Watch what they do, not what they say. That adage is time-honored advice for arms negotiators or voters assessing silver-tongued candidates. But it’s insufficient for investors trying to figure out what’s going on in the world’s second-largest economy.
China’s policymakers are facing their biggest challenge since the 2008–’09 global financial crisis, and their handling of it to date is sowing concern rather than confidence. Against a backdrop of slowing growth, mounting domestic debts and vertiginous equity valuations, Chinese stocks began to tumble precipitously in June. Historically, such a development in the world’s last major Communist party state wouldn’t matter. Beijing cared not a whit for the stock market in 2007–’08, when prices collapsed even more sharply, preferring to focus its firepower on the real economy. But times are different today. The authorities effectively promoted the rally that began last year, seeing equities as a means of weaning the economy off debt, promoting a more efficient allocation of capital and fostering the transition to a more consumption- and services-oriented economy.
The world at large has a lot more at stake in China’s markets these days, too. China has been the largest single contributor to global growth over the past decade, and its financial markets, although still in their infancy, are much more integrated with global markets than they were just a few years ago, with the offshore renminbi market growing rapidly and the Shanghai-Hong Kong Connect program bringing more foreign investors into the mainland’s A-share market. So a stock market dive in Shanghai can set the bears running loose in London and New York.

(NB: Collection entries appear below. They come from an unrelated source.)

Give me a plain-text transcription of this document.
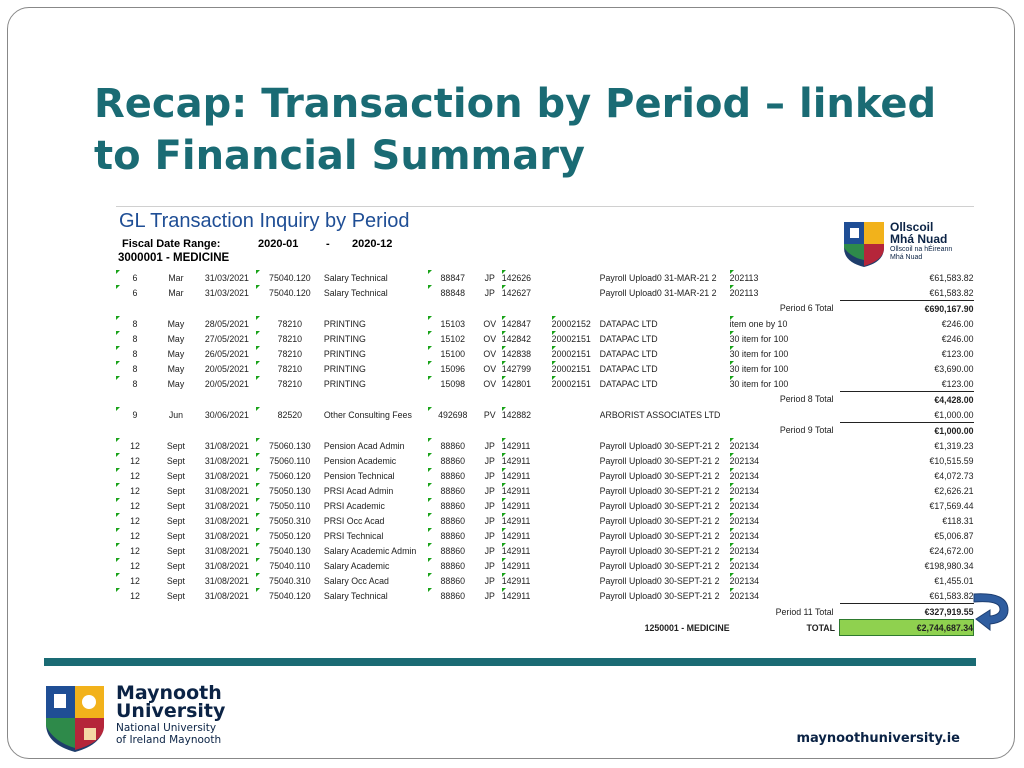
Recap: Transaction by Period – linked to Financial Summary
GL Transaction Inquiry by Period
Fiscal Date Range:	2020-01	- 2020-12
3000001 - MEDICINE
Ollscoil
Mhá Nuad
Ollscoil na hÉireann
Mhá Nuad
6	Mar	31/03/2021	75040.120	Salary Technical	88847	JP	142626		Payroll Upload0 31-MAR-21 2	202113	€61,583.82
6	Mar	31/03/2021	75040.120	Salary Technical	88848	JP	142627		Payroll Upload0 31-MAR-21 2	202113	€61,583.82
									Period 6 Total		€690,167.90
8	May	28/05/2021	78210	PRINTING	15103	OV	142847	20002152	DATAPAC LTD	item one by 10	€246.00
8	May	27/05/2021	78210	PRINTING	15102	OV	142842	20002151	DATAPAC LTD	30 item for 100	€246.00
8	May	26/05/2021	78210	PRINTING	15100	OV	142838	20002151	DATAPAC LTD	30 item for 100	€123.00
8	May	20/05/2021	78210	PRINTING	15096	OV	142799	20002151	DATAPAC LTD	30 item for 100	€3,690.00
8	May	20/05/2021	78210	PRINTING	15098	OV	142801	20002151	DATAPAC LTD	30 item for 100	€123.00
									Period 8 Total		€4,428.00
9	Jun	30/06/2021	82520	Other Consulting Fees	492698	PV	142882		ARBORIST ASSOCIATES LTD		€1,000.00
									Period 9 Total		€1,000.00
12	Sept	31/08/2021	75060.130	Pension Acad Admin	88860	JP	142911		Payroll Upload0 30-SEPT-21 2	202134	€1,319.23
12	Sept	31/08/2021	75060.110	Pension Academic	88860	JP	142911		Payroll Upload0 30-SEPT-21 2	202134	€10,515.59
12	Sept	31/08/2021	75060.120	Pension Technical	88860	JP	142911		Payroll Upload0 30-SEPT-21 2	202134	€4,072.73
12	Sept	31/08/2021	75050.130	PRSI Acad Admin	88860	JP	142911		Payroll Upload0 30-SEPT-21 2	202134	€2,626.21
12	Sept	31/08/2021	75050.110	PRSI Academic	88860	JP	142911		Payroll Upload0 30-SEPT-21 2	202134	€17,569.44
12	Sept	31/08/2021	75050.310	PRSI Occ Acad	88860	JP	142911		Payroll Upload0 30-SEPT-21 2	202134	€118.31
12	Sept	31/08/2021	75050.120	PRSI Technical	88860	JP	142911		Payroll Upload0 30-SEPT-21 2	202134	€5,006.87
12	Sept	31/08/2021	75040.130	Salary Academic Admin	88860	JP	142911		Payroll Upload0 30-SEPT-21 2	202134	€24,672.00
12	Sept	31/08/2021	75040.110	Salary Academic	88860	JP	142911		Payroll Upload0 30-SEPT-21 2	202134	€198,980.34
12	Sept	31/08/2021	75040.310	Salary Occ Acad	88860	JP	142911		Payroll Upload0 30-SEPT-21 2	202134	€1,455.01
12	Sept	31/08/2021	75040.120	Salary Technical	88860	JP	142911		Payroll Upload0 30-SEPT-21 2	202134	€61,583.82
									Period 11 Total		€327,919.55
									1250001 - MEDICINE	TOTAL	€2,744,687.34
Maynooth
University
National University
of Ireland Maynooth	maynoothuniversity.ie
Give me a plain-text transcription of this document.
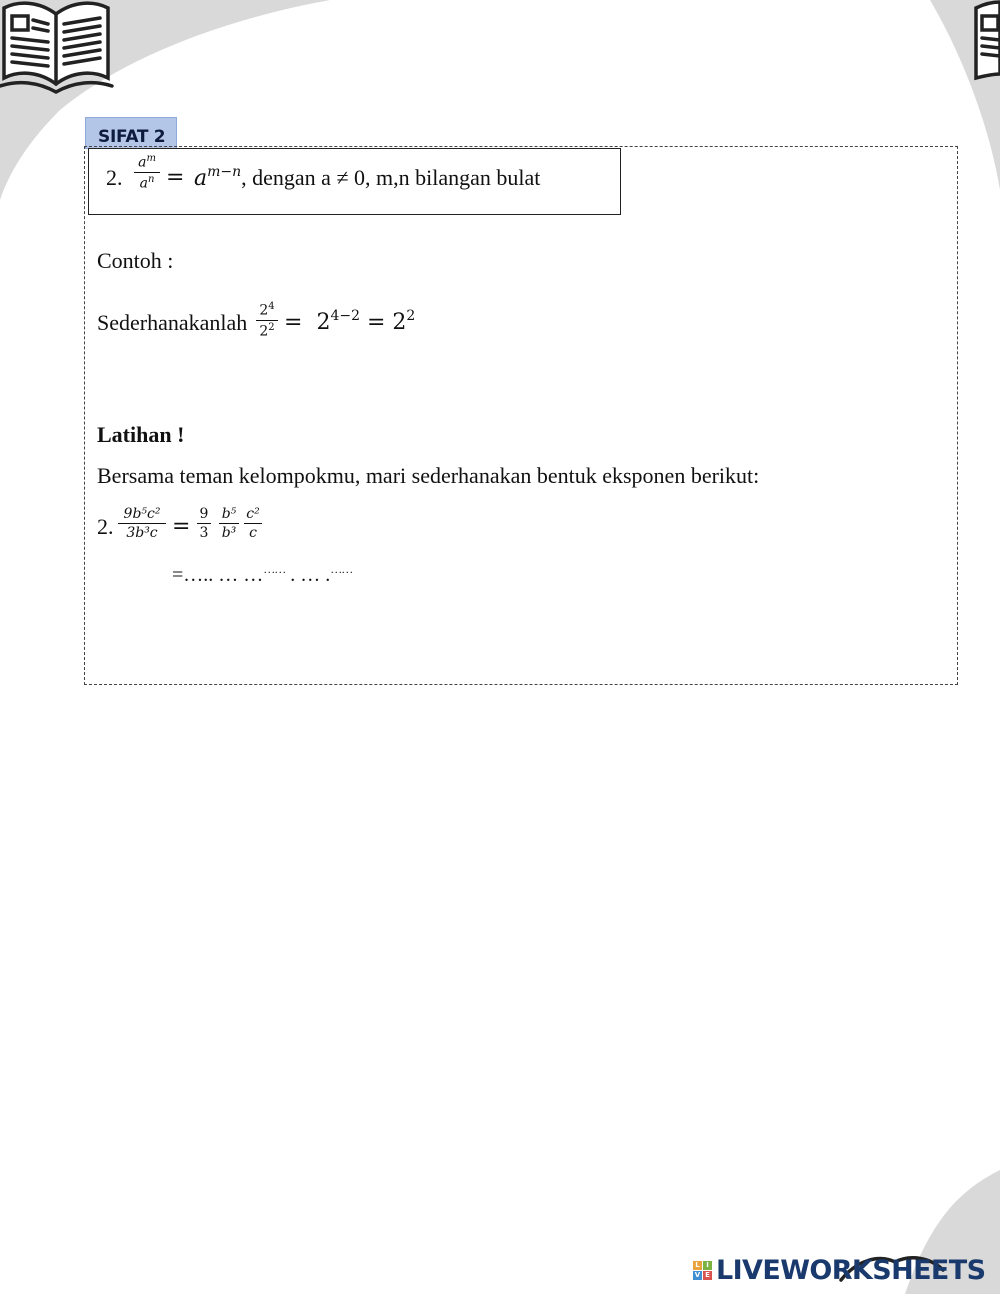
SIFAT 2
2.
$a^m$
$a^n = a^{m-n}$, dengan a ≠ 0, m,n bilangan bulat
Contoh :
Sederhanakanlah $2^4$
$2^2 = 2^{4-2} = 2^2$
Latihan !
Bersama teman kelompokmu, mari sederhanakan bentuk eksponen berikut:
2. 9b⁵c²
3b³c = 9
3
b⁵
b³
c²
c
=….. … ……… . … .……
L I
V E LIVEWORKSHEETS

Last month the Chinese authorities intervened directly in a bid to stop the rout, rallying brokerages and state funds to support the market, banning sales by major shareholders for six months and promising to crack down on short sellers. The measures worked for a time, but the selling pressure resumed and intensified this month. Far from calming the market, the heavy-handed intervension gave off a whiff of panic, and appears to have punctured the aura of omnipotence that Chinese policymakers with their $4 trillion of reserves have long enjoyed. The moves also raised questions about China’s commitment to giving market forces freer rein in the economy. As Patrick Chovanec, chief strategist at Silvercrest Asset Management and longtime China-watcher put it in a column in Foreign Policy, “China destroyed its stock market in order to save it.”
Things got even more interesting on August 11 when the People’s Bank of China suddenly altered its formula for setting the daily renminbi fixing. A tightly controlled exchange rate has been a fixture of Chinese policy for two decades. Policymakers resisted the temptation to devalue during the 1997–’98 Asian crisis and again during the global financial crisis, and have instead orchestrated a steady, carefully controlled appreciation for most of the past ten years. With no warning, though, the central bank earlier this month let the renminbi slide against the dollar, then explained it as part of a shift in policy to give greater weight to market prices at the end of the previous trading day rather than the central bank’s own central peg. Then, after the renminbi dropped by 3 percent over three days, the central bank slammed on the brakes to keep the renminbi trading at around 6.4 to the dollar.
The International Monetary Fund has welcomed the exchange-rate move as a shift to a more market-determined rate, one that seems likely to persuade the Fund to include the renminbi in its Special Drawing Right currency basket next year and foster its rise as a reserve currency. But probe beneath the surface with Fund officials and China policy wonks and doubts quickly surface. Most people believe China remains committed to its economic reform agenda in the long term, but in the short run, “we have no idea what’s going on,” as one hedge fund manager with longstanding ties to China put it to me. The Shanghai market plunged by more than 15 percent on Monday and Tuesday when the PBOC failed to inject liquidity in the markets, as many analysts had expected. After the market closed on Tuesday, the central bank announced a 25 basis point cut in interest rates and said it was easing reserve requirements for banks.
François Godement, head of the Asia and China program at the European Council on Foreign Relations, calls the recent confusion over Beijing’s stance “a communications disaster caused by fuzzy government policy, lacking an overall sense of direction.”
Are Chinese policymakers panicking over the equity market collapse and the underlying weakness in the economy? Is there tension between reformers who want to press ahead with financial liberalization, led by Governor Zhou Xiaochuan at the PBOC, and leaders in the State Council who are pressed by big state-owned enterprises to preserve the status quo? Are officials making tactical adjustments in the crisis without losing sight of their long-term goals? All are plausible explanations. One might even be true. But no one really knows, and for now that uncertainty looks set to continue roiling markets.
China’s trade partners will be looking for some clear answers when Group of 20 Finance ministers and central bank governors meet in Ankara, Turkey, next week. China will take over the presidency of the G20 next year, a role that seemed well-timed to mark the country’s emergence as a global financial leader, not just an exporting powerhouse. To play that leadership role, Beijing needs to maintain its commitment to market-oriented reforms and make its actions and goals transparent to investors at home and abroad.
“They’re new at this, both politically and technically,” says Tim Adams, head of the Institute of International Finance in Washington. “A more open financial system requires a more open communications process. That may be the most difficult part of the transition process” toward making the renminbi a reserve currency, he adds.